I had the sub in the corner between the couches before we moved everything. I will give that a try again and do the sub crawl. FYI I have no surround speakers, just the front stage and the sub. Had I known what I know now, I would have bought 6 of the energy C-200 speakers and had a 6.1 setup. This setup has worked ok so far.


----------



## willis7469 (Jan 31, 2014)

Did you ever have localization issues in that spot?


----------



## browndk26 (Jan 3, 2011)

No. In the previous setup the couch along the wall was opposite where it is now. And there was a lot of open space on either side of the setup. In the photo below, the couch along the wall was by the support post and the TV was where the bookshelf is. The sub was next to the post. All that space around it may have prevented localization.


----------



## willis7469 (Jan 31, 2014)

browndk26 said:


> No. In the previous setup the couch along the wall was opposite where it is now. And there was a lot of open space on either side of the setup. In the photo below, the couch along the wall was by the support post and the TV was where the bookshelf is. The sub was next to the post. All that space around it may have prevented localization.


Thats probably true. I think boundary gain is worth 6db per.(generally speaking) How was tactile response there? Have you started experimenting yet?


----------



## browndk26 (Jan 3, 2011)

Not yet. It has been a busy week at work. Maybe Friday when the wife is out.


----------



## sdurani (Oct 28, 2010)

I would put the sub right behind the main listening position on the couch to get some nearfield bass (hear more of your sub and less of your room).


----------



## browndk26 (Jan 3, 2011)

I put the sub at the corner of the two couches. I ran the audyssey room correction. It set all my speakers at 40 hz. After saving the room correction I changed all the crossovers to 80 hz. I checked the speaker levels with an SPL meter app on my phone and the are between 60-65 dbs. Do I now go and adjust all the speakers to 75 db using the AVR speaker level adjustments? 

My front stage was set at -3,-.5 and -2.5, subwoofer at +.5.

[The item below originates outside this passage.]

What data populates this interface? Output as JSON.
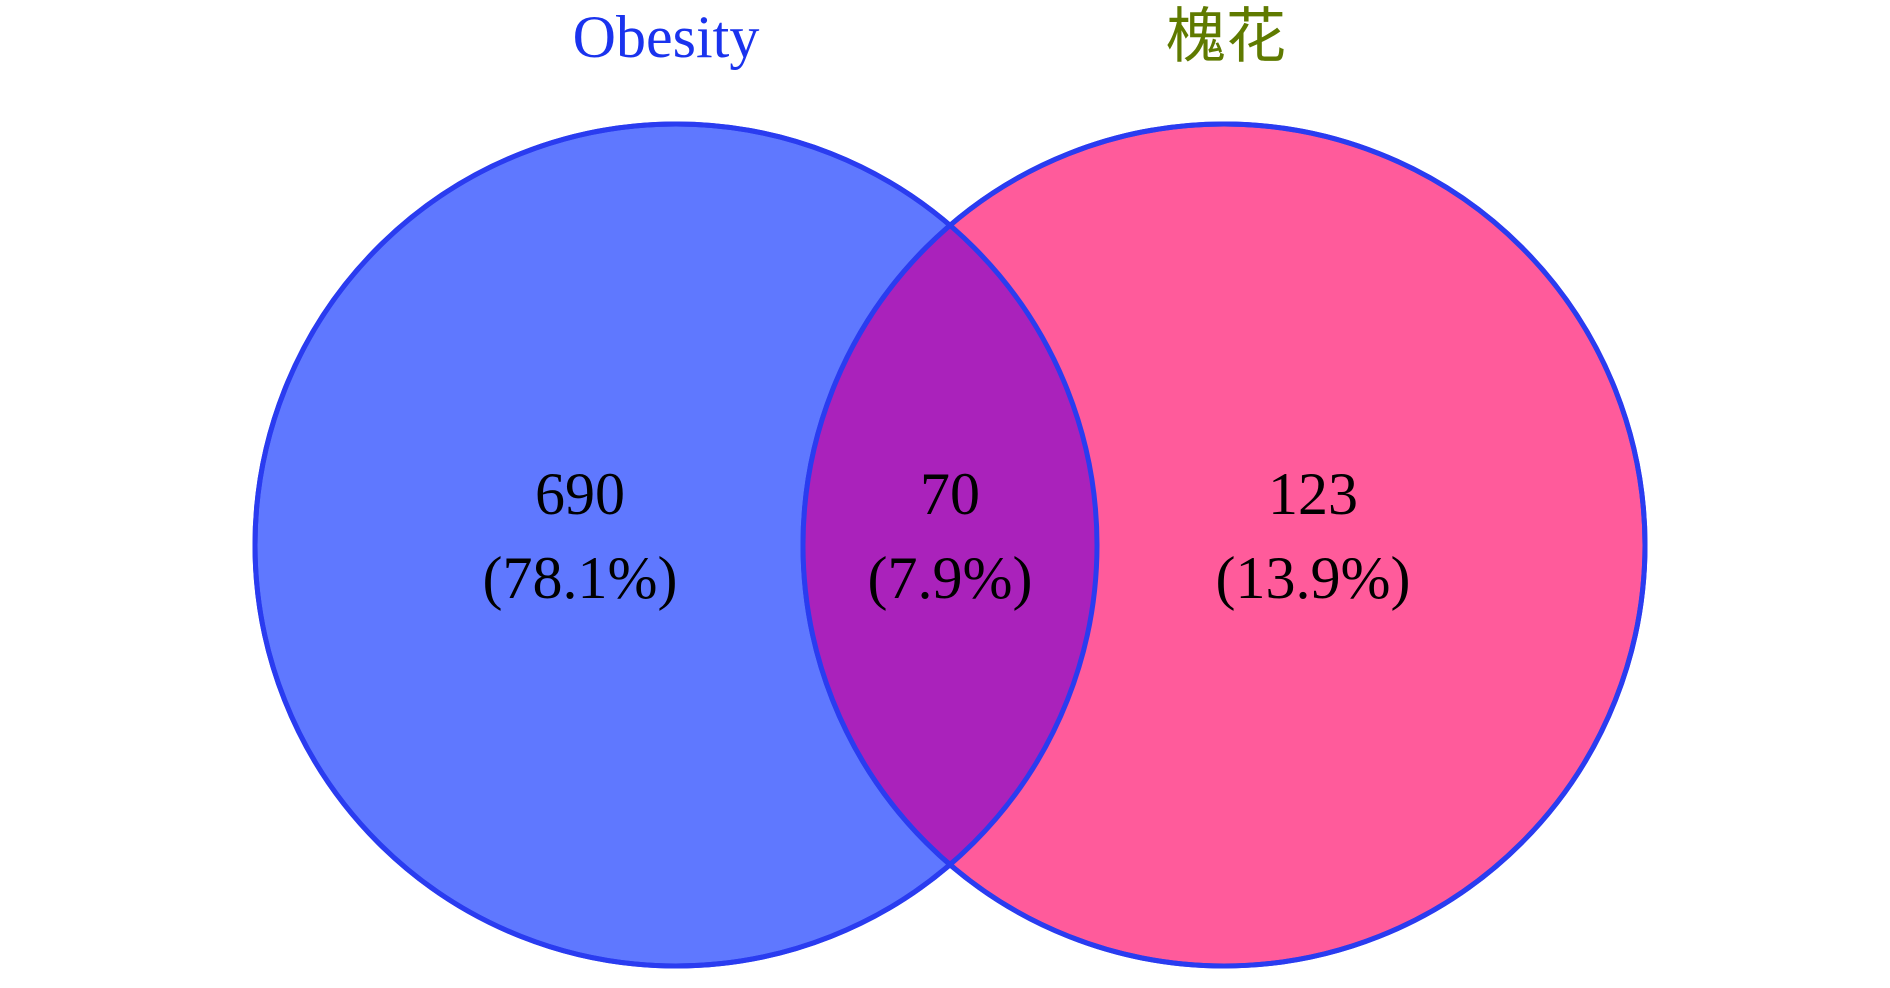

Trying it out later as I had some things to do earlier and the wife is napping at the moment. If it doesn't sound good I will do the subwoofer crawl to find a better spot.


----------



## willis7469 (Jan 31, 2014)

Nice. I'm curious to see his it goes. I'd leave the levels. I've used db apps, but I think if it really counts I'd trust audyssey first. Even real db meters can waver from one to another, but they are at least made to measure the lower octaves. More than a phone mic especially. If you were using a db meter I may say otherwise. I think a 10 db discrepancy probably shows the roll off of the phones mic. If I'm not giving enough credit to db apps, I'm happy to learn.


----------